What’s On Tap for Frankfurt?
Five German brews to wash back all that motor-show machinery.
Holy Reinheitsgebot! Germany is a place to party. Which is another reason why the Frankfurt Motor Show—open to the public till September 27th—is a worthwhile destination. This is the motor show where the first Porsche 911 debut in 1963, and there is a Bund’s worth of new icons to covet on display right now. And at night? You can drink like the Germans have for 1,000 years.
Here’s a few favorite German brews, all of which can be found in Deutschland but also here in the U.S.
Brewed not far from the Black Forest—that enchanted woodland home of Hansel, Gretel and innumerable beautiful blondes—comes the great Bitburger, a thirst-quenching delight of classic Pilsener flavor. The brewery is over 200 years old and makes about 4 million hectoliters annually. Macrobrewing at its best! Bonus: Bitburger was a major sponsor of Michael Schumacher’s 1995 Formula 1 World Championship Benetton-Renault car.

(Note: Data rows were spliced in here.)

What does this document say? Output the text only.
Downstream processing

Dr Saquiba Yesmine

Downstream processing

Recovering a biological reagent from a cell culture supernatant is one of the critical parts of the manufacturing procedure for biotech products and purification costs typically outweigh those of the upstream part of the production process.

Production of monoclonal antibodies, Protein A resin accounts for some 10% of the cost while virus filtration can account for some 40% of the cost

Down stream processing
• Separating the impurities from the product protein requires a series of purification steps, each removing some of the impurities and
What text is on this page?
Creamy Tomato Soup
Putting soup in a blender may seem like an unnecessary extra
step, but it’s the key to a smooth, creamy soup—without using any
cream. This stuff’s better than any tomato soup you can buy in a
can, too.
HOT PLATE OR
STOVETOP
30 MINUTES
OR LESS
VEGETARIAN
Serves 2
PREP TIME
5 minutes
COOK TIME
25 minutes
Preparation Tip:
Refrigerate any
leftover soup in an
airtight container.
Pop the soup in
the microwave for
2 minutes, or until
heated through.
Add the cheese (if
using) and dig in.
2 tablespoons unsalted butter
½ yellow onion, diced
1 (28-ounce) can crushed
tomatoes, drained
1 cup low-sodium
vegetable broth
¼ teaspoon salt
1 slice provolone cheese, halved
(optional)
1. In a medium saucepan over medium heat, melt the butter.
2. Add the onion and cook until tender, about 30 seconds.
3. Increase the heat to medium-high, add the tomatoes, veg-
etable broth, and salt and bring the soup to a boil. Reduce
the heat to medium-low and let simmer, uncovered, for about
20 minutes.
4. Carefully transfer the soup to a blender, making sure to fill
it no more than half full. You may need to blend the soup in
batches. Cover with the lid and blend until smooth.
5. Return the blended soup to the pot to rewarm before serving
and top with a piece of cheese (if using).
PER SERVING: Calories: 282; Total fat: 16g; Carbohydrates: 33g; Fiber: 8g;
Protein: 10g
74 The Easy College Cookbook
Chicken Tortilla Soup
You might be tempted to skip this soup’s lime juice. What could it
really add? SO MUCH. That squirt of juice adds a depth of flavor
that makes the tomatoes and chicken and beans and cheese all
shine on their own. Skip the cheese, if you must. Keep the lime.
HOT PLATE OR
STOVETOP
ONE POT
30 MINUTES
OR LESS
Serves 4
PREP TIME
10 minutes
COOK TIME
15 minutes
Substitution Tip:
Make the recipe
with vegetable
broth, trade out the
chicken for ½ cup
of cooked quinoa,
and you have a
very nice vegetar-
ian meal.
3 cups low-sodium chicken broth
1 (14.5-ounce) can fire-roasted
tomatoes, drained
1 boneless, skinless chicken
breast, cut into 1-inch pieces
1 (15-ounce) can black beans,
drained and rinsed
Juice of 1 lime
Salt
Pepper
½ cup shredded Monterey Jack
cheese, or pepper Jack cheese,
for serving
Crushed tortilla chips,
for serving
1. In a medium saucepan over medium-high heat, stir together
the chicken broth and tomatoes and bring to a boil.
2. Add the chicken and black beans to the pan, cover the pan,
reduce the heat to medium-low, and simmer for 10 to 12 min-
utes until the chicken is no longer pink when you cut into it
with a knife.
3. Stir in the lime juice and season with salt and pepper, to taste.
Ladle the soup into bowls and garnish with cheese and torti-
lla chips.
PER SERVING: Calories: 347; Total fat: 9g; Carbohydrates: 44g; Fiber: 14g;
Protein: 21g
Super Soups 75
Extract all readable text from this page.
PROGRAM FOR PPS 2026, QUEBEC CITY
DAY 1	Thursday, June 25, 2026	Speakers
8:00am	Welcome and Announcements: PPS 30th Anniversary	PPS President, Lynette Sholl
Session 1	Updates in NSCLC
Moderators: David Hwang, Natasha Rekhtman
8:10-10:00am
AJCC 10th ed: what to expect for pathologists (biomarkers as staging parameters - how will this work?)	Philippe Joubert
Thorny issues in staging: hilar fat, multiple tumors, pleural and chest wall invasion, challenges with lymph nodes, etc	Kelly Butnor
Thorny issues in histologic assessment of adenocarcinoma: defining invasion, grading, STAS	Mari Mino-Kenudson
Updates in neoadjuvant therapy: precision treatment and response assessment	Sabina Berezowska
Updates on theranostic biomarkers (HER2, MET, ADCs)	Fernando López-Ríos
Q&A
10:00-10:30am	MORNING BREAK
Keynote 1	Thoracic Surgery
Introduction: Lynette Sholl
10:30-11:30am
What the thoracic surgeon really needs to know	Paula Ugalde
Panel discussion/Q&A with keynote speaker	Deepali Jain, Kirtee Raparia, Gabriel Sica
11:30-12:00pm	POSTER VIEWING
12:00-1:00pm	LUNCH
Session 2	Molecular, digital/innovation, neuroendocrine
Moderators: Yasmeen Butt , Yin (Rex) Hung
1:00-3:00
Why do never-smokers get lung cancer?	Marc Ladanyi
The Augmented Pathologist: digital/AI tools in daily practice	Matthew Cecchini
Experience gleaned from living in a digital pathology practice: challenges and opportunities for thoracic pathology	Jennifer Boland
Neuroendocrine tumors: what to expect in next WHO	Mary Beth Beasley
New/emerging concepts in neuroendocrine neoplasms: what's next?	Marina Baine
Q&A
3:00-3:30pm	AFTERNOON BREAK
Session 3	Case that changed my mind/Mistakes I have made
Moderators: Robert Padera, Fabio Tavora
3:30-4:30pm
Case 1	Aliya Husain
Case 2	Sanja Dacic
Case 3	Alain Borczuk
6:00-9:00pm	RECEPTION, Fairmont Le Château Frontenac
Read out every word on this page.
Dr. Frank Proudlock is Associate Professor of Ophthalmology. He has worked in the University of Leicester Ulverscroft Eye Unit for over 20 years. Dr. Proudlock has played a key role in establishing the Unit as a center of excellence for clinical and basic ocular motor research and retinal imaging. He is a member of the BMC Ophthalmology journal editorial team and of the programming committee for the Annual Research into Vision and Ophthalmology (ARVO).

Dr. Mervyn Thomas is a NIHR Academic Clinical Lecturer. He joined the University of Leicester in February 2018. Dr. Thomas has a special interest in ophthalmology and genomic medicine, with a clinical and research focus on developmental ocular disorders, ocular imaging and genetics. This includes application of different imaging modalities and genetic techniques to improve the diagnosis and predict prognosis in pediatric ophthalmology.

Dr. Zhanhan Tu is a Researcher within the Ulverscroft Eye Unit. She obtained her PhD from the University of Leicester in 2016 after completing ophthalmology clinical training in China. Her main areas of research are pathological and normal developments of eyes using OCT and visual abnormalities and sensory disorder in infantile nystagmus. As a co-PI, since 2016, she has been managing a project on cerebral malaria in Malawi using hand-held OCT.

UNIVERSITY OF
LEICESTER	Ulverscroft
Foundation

2. Weihenstephaner Hefeweissbier
This brewery has sat in a monastery atop Weihenstephaner Hill in Bavaria for nearly 1,000 years. Yes, it’s the world’s oldest functioning brewery. The Beer Advocate, meanwhile, rates Weihenstephaner’s wheat beer as the finest mug of suds in Germany. Good enough for us—another, please.
3. Possmann Pure Cider
Turns out, people like to turn anything they can lay hands on into an alcoholic beverage. The people of Frankfurt (not called Frankfurters, by the way) live near large apple-growing areas, and they drink apfelwein, otherwise known as hard cider. Thus the Frankfurt Apple Wine Festival, held every summer. Possmann Pure Cider is made in Frankfurt. You can find it over there, and over here.
Right now, this brewery in the city of Munich—which qualifies as ground zero of the beer industry, anywhere on earth—is fast at work churning out liquid gold for next month’s Oktoberfest. (Last year, revelers consumed 1.7 million gallons at the autumnal bacchanal.) Spaten’s brewing history in Munich dates back to 1397—another German classic, worth another pour.
There are two things we love about this old-school brand from Bremen. One, its brews are pretty damn refreshing, especially on a warm afternoon. Two, the world’s best-selling German beer can be found in any ol’ filling station, in dozens of countries around the globe. Never mind that the Beck’s you find here in the U.S. has been brewed in St. Louis since 2012. This is a beer you can remember holding for your dad while you sat next to him with no seatbelt on as he drove to the hardware store. A trip back in time, in a bottle.